Tokens were arranged into two sets, one for the narrow block and one the wide block. Each set consisted of 236 tokens and contained equal numbers of each of the four words. Figure 1 shows histograms of the two sets. For the narrow set, mean VOT for the /g/ and /k/ distributions was 40 ms and 92 ms, respectively; the standard deviation for both distributions was 8 ms. Mean VOTs in the wide set were the same, but the standard deviation for both distributions was 13 ms.
Procedure
Participants completed two blocks of phonetic categorization (472 trials in total), with block order determined by their experimental assignment. Testing took place in a sound-attenuated booth. Auditory stimuli were presented via headphones (Sony MDR-7506) at a comfortable listening level that was held constant across participants. Stimulus presentation and response collection were controlled using SuperLab 4.5 running on a Mac OS X system.
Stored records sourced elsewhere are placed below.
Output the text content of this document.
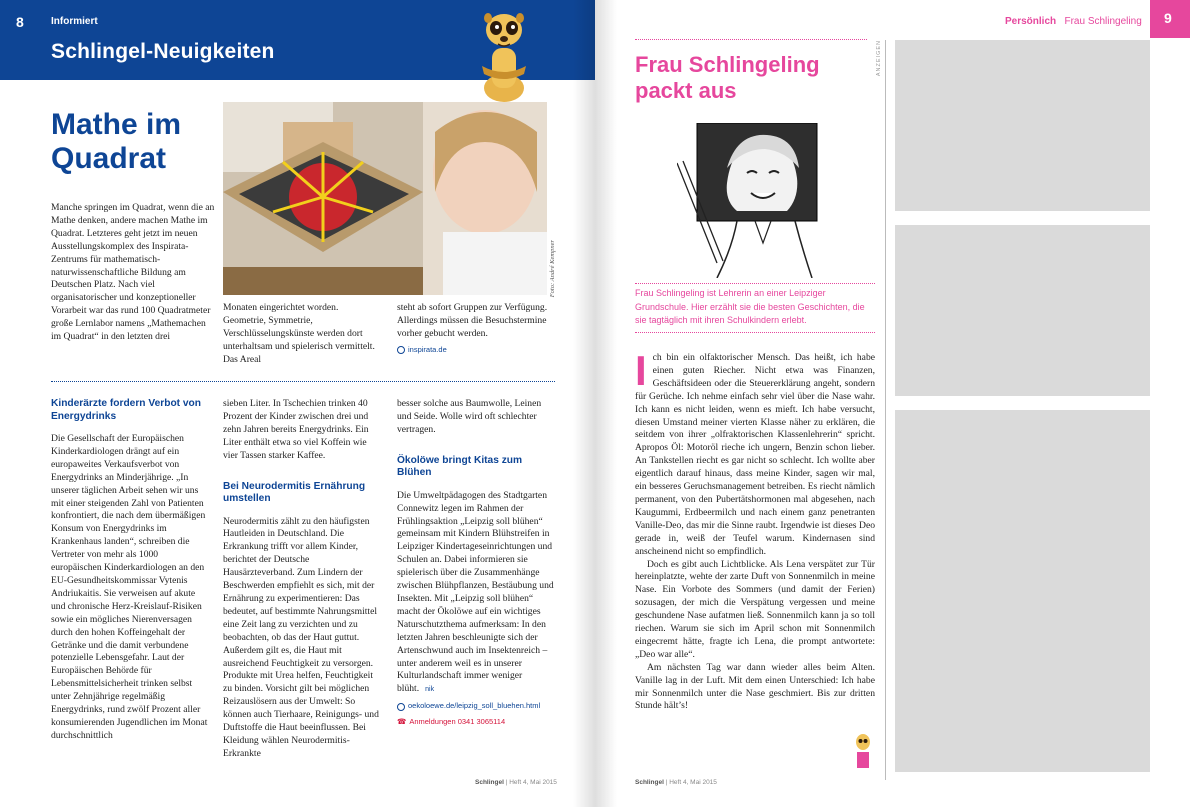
8	Informiert
Schlingel-Neuigkeiten
Mathe im
Quadrat
Foto: André Kempner

Manche springen im Quadrat, wenn die an Mathe denken, andere machen Mathe im Quadrat. Letzteres geht jetzt im neuen Ausstellungskomplex des Inspirata-Zentrums für mathematisch-naturwissenschaftliche Bildung am Deutschen Platz. Nach viel organisatorischer und konzeptioneller Vorarbeit war das rund 100 Quadratmeter große Lernlabor namens „Mathemachen im Quadrat“ in den letzten drei

Monaten eingerichtet worden. Geometrie, Symmetrie, Verschlüsselungskünste werden dort unterhaltsam und spielerisch vermittelt. Das Areal

steht ab sofort Gruppen zur Verfügung. Allerdings müssen die Besuchstermine vorher gebucht werden.

inspirata.de
Kinderärzte fordern Verbot von Energydrinks

Die Gesellschaft der Europäischen Kinderkardiologen drängt auf ein europaweites Verkaufsverbot von Energydrinks an Minderjährige. „In unserer täglichen Arbeit sehen wir uns mit einer steigenden Zahl von Patienten konfrontiert, die nach dem übermäßigen Konsum von Energydrinks im Krankenhaus landen“, schreiben die Vertreter von mehr als 1000 europäischen Kinderkardiologen an den EU-Gesundheitskommissar Vytenis Andriukaitis. Sie verweisen auf akute und chronische Herz-Kreislauf-Risiken sowie ein mögliches Nierenversagen durch den hohen Koffeingehalt der Getränke und die damit verbundene potenzielle Lebensgefahr. Laut der Europäischen Behörde für Lebensmittelsicherheit trinken selbst unter Zehnjährige regelmäßig Energydrinks, rund zwölf Prozent aller konsumierenden Jugendlichen im Monat durchschnittlich

sieben Liter. In Tschechien trinken 40 Prozent der Kinder zwischen drei und zehn Jahren bereits Energydrinks. Ein Liter enthält etwa so viel Koffein wie vier Tassen starker Kaffee.

Bei Neurodermitis Ernährung umstellen

Neurodermitis zählt zu den häufigsten Hautleiden in Deutschland. Die Erkrankung trifft vor allem Kinder, berichtet der Deutsche Hausärzteverband. Zum Lindern der Beschwerden empfiehlt es sich, mit der Ernährung zu experimentieren: Das bedeutet, auf bestimmte Nahrungsmittel eine Zeit lang zu verzichten und zu beobachten, ob das der Haut guttut. Außerdem gilt es, die Haut mit ausreichend Feuchtigkeit zu versorgen. Produkte mit Urea helfen, Feuchtigkeit zu binden. Vorsicht gilt bei möglichen Reizauslösern aus der Umwelt: So können auch Tierhaare, Reinigungs- und Duftstoffe die Haut beeinflussen. Bei Kleidung wählen Neurodermitis-Erkrankte

besser solche aus Baumwolle, Leinen und Seide. Wolle wird oft schlechter vertragen.

Ökolöwe bringt Kitas zum Blühen

Die Umweltpädagogen des Stadtgarten Connewitz legen im Rahmen der Frühlingsaktion „Leipzig soll blühen“ gemeinsam mit Kindern Blühstreifen in Leipziger Kindertageseinrichtungen und Schulen an. Dabei informieren sie spielerisch über die Zusammenhänge zwischen Blühpflanzen, Bestäubung und Insekten. Mit „Leipzig soll blühen“ macht der Ökolöwe auf ein wichtiges Naturschutzthema aufmerksam: In den letzten Jahren beschleunigte sich der Artenschwund auch im Insektenreich – unter anderem weil es in unserer Kulturlandschaft immer weniger blüht. nik

oekoloewe.de/leipzig_soll_bluehen.html
☎ Anmeldungen 0341 3065114
Schlingel | Heft 4, Mai 2015
Persönlich Frau Schlingeling 9
Frau Schlingeling
packt aus
Frau Schlingeling ist Lehrerin an einer Leipziger Grundschule. Hier erzählt sie die besten Geschichten, die sie tagtäglich mit ihren Schulkindern erlebt.

Ich bin ein olfaktorischer Mensch. Das heißt, ich habe einen guten Riecher. Nicht etwa was Finanzen, Geschäftsideen oder die Steuererklärung angeht, sondern für Gerüche. Ich nehme einfach sehr viel über die Nase wahr. Ich kann es nicht leiden, wenn es mieft. Ich habe versucht, diesen Umstand meiner vierten Klasse näher zu erklären, die seitdem von ihrer „olfraktorischen Klassenlehrerin“ spricht. Apropos Öl: Motoröl rieche ich ungern, Benzin schon lieber. An Tankstellen riecht es gar nicht so schlecht. Ich wollte aber eigentlich darauf hinaus, dass meine Kinder, sagen wir mal, ein besseres Geruchsmanagement betreiben. Es riecht nämlich permanent, von den Pubertätshormonen mal abgesehen, nach Kaugummi, Erdbeermilch und nach einem ganz penetranten Vanille-Deo, das mir die Sinne raubt. Irgendwie ist dieses Deo gerade in, weiß der Teufel warum. Kindernasen sind anscheinend nicht so empfindlich.

Doch es gibt auch Lichtblicke. Als Lena verspätet zur Tür hereinplatzte, wehte der zarte Duft von Sonnenmilch in meine Nase. Ein Vorbote des Sommers (und damit der Ferien) sozusagen, der mich die Verspätung vergessen und meine geschundene Nase aufatmen ließ. Sonnenmilch kann ja so toll riechen. Warum sie sich im April schon mit Sonnenmilch eingecremt hätte, fragte ich Lena, die prompt antwortete: „Deo war alle“.

Am nächsten Tag war dann wieder alles beim Alten. Vanille lag in der Luft. Mit dem einen Unterschied: Ich habe mir Sonnenmilch unter die Nase geschmiert. Bis zur dritten Stunde hält’s!

ANZEIGEN
Schlingel | Heft 4, Mai 2015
In each block, one randomization of the 236 tokens that formed the /g/ and /k/ distributions was presented. On each trial, participants identified each token as either gain, cane, goal, or coal by pressing the appropriately labeled button on a response box. Participants were instructed to make their decision as quickly as possible without sacrificing accuracy and to guess if they were unsure. The interstimulus interval was 2,000 ms, timed from the participant's response. Participants were given a brief break between the two blocks. Prior to the start of the first block, participants completed 12 practice trials consisting of three repetitions of gain, cane, goal, and coal with VOTs matching the mean of the respective /g/ and /k/ distributions. The entire procedure lasted approximately 30 min.
Results
The raw data and analysis script can be retrieved at https://osf.io/38h47. Three participants were removed from the analysis, one due to failure to respond to 97% of the trials in one block and two because their identification responses did not show the expected categorical relationship between voiceless responses and VOT (due to responding gain and goal for most of the trials). Trial-level identification responses (0 = voiced, 1 = voiceless) were fit to a generalized linear mixed-effects model (GLMM) with the binomial response family using the glmer() function from the lme4 package in R. The model specified VOT, order, block, and their interactions as fixed effects; the random effects structure specified random intercepts by subject and random slopes by subject for VOT and block. VOT was centered around the mean; order and block were contrast-coded (narrow-wide = -0.5, wide-narrow = 0.5; block 1 = -0.5, block 2 = 0.5). The results of the full model are shown in Table 1, which revealed an interaction between VOT, order, and block (ß = 0.554, SE = 0.154, z = 3.581, p < 0.001).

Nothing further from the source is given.